Everyone deserves a right to make their own healthcare decisions, but abortion bans prevent that.
Sure, birth control can go a long way toward preventing unplanned pregnancies — but the fact remains that not everyone has access to birth control. Plus, even the most effective methods can still sometimes fail.
Some hormonal birth control methods can also lead to lighter or irregular periods, making it even harder to recognize one of the most obvious signs of pregnancy in time to get an abortion.

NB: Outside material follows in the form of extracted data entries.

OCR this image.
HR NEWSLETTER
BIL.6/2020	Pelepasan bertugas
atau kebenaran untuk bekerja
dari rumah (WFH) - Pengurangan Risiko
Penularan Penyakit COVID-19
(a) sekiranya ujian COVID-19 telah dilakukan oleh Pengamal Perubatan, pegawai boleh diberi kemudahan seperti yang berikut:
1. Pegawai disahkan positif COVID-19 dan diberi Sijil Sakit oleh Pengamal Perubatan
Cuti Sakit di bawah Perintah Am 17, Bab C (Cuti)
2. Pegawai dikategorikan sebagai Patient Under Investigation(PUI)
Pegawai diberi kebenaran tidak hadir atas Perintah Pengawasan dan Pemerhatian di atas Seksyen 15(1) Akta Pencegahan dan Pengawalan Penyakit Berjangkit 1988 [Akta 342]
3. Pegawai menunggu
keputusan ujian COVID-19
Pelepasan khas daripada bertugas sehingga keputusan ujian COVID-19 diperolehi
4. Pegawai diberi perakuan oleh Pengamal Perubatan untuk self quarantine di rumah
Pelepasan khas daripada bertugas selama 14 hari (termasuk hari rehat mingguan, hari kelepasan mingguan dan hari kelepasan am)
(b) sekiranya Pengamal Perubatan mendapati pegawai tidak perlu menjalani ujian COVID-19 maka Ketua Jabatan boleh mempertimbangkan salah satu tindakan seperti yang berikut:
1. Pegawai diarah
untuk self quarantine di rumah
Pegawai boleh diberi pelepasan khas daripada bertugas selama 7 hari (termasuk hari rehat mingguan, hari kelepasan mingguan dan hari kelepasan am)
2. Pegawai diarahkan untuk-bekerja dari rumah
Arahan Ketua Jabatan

Plotch and Norwood recommend monthly pregnancy and ovulation testing to get in tune with your cycle.
“Now more than ever, we need to understand what’s going on with our bodies,” they say. “Ovulation tests offer a great place to start. You can use them whether you’re trying to get pregnant or trying not to since they find your fertile window and help you know your likelihood of getting pregnant.”
If you’ve had penis-in-vagina sex since your last period, it never hurts to take a pregnancy test if your period doesn’t show up when you expect it. The sooner you know you’re pregnant, the more time you have to consider your options.
“If you pay attention to changes in your body and menstrual cycle, you can see early signs of a baby and end the baby’s life if you choose.”
You should have control over your healthcare decisions. The right to abortion is not something that should be taken away.
We dedicated our careers to empowering women to make health decisions. Plotch and Norwood say that this means doubling down on creating the right resources and products to help the members of our community make the right choices.
Need help with abortion? Try these resources.
- There is a national network of abortion funds.
- The abortion finder.
- The National Abortion Federation is a national organization.
Crystal Raypole is a writer for Healthline. Her interests include Japanese translation, cooking, natural sciences, sex positivity, and mental health. She is committed to helping decrease stigma around mental health issues. She lives in Washington with her son and cat.